Legacy of early mixture effects on later biomass

Despite the fact that the SW domination was detected at all three environments at about 82 DAS, the degree of domination was different among those three environments (Fig. 4C). The higher degree of SW domination (PLER 62% higher than monoculture; Fig. 4C) and a higher degree of FB suppression (PLER 38% lower than monoculture; Fig. 4C) was observed at CKA2020 where we also recorded an early dominating effect of SW in the mixture about 23 DAS. That means the larger the proportion of SW seedlings early on in the SW-FB mixture, the higher SW domination and FB suppression later in the season. The domination intensity of SW for both densities exhibited a consistent expanding trend through the overall growth period at CKA2020 (Fig. 5A). It has been reported that earlier emerging seedlings of dicotyledonous sand dune annual plants tended to become larger adults (Turkington et al. 2005). In line with this, also other studies found that the strength of superiority that started at a very early developmental stage expanded as plants grew (Benincasa et al. 2012; Mangla et al. 2011; Schiffers and Tielborger 2006). The increasing intensity of SW domination over FB was also observed at WG2020 for low density (Fig. 5B).

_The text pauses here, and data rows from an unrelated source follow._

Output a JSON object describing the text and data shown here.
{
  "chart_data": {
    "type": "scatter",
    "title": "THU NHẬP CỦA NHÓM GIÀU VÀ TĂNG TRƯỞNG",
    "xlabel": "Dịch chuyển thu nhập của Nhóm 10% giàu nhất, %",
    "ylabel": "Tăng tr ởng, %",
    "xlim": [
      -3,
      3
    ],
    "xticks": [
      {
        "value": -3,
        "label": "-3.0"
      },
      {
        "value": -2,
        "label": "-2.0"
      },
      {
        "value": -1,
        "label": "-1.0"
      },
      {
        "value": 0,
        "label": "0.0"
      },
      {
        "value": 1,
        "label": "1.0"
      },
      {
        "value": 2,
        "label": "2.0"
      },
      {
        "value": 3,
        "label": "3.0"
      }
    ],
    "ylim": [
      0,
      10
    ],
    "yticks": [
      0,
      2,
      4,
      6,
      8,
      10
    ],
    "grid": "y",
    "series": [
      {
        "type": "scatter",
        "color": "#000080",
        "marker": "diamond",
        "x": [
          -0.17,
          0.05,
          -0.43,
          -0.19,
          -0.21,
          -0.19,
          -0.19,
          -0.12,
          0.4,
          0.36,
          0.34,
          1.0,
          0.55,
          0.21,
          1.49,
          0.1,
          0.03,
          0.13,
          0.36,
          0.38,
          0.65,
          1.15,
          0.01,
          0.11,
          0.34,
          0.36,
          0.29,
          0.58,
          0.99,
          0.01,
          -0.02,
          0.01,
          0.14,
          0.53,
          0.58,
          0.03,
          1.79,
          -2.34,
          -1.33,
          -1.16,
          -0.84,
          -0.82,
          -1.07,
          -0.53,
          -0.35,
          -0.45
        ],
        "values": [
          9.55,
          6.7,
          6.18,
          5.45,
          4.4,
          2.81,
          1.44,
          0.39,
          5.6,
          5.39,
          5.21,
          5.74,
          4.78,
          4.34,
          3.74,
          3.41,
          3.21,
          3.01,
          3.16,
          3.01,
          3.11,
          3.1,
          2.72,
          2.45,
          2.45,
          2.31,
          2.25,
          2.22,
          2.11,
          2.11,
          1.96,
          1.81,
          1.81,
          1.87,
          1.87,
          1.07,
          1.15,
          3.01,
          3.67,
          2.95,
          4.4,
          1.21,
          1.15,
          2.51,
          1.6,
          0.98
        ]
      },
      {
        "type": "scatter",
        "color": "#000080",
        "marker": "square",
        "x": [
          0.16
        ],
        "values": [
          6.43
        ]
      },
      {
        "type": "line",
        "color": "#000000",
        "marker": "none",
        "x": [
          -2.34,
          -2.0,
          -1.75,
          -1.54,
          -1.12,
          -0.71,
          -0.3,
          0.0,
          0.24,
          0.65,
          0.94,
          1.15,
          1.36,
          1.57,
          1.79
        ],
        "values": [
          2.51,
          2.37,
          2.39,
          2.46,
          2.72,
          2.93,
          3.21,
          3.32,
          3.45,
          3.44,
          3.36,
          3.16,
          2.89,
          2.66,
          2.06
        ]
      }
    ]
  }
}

The early proportion between partners during crop establishment determines future development patterns in the mixture (Mangla et al. 2011). But measuring the strength and direction of interactions at multiple life history stages between cereal and legume may reveal valuable information to assess the importance of competition on community composition later on in the season. A further step would be to integrate this finding into a decision support tool to design cereal/legume intercrops by fitting the early competitive balance with future intercrop productivity.

Conclusions

Our study highlights that positive mixture effects may be detected at the early developmental stage but these mixture effects depend on the environmental conditions and selected SW cultivars. The results also suggest that SW and FB crop mixtures may also improve the ability of crop emergence to buffer environmental stresses, especially during the partial crop failure of one partner. Spring wheat domination in the mixture was noticed in all the environments. Cereals-grain legumes crop mixtures have a high potential to bring stability in productivity compared to the respective sole crops. The findings of this paper highlight the importance of early competition between intercropping partners, and its potential legacy effects on the performance of the mixture. Early competition could be managed in three different ways, namely through crop management decisions before sowing, or after sowing, or through long-term decisions via plant breeding.

With regard to decisions taken before sowing early competition could be managed, e.g. by reducing the relative density of the dominant partner or increasing the relative density of the suppressed partner, by adjusting the sowing time and sowing depth of partners, or by selecting appropriate cultivars so as to favor the weaker partner. Further, arranging the intercropping partners in alternating rows (not in mixed within row) would facilitate the management of individual partners. After sowing, it may be difficult to take crop management actions with a view to correct early dominancy. However, if the partners are known to respond differentially to within-season management of the crop, such as irrigation or mechanical weeding, the targeted application of these practices may help to balance competition between the partners. Finally, targeted breeding for intercropping is recommended as a longer-term tool to manage early competition. Grain legumes with higher vigour at the early growth stages or/and SW cultivars with lower early growth may reduce the early domination and thereby the later domination of cereal.

More generally, a better understanding of the mechanisms of early domination and its intensity changing over time may help to improve the development and management of diversified cropping systems towards sustainable agriculture.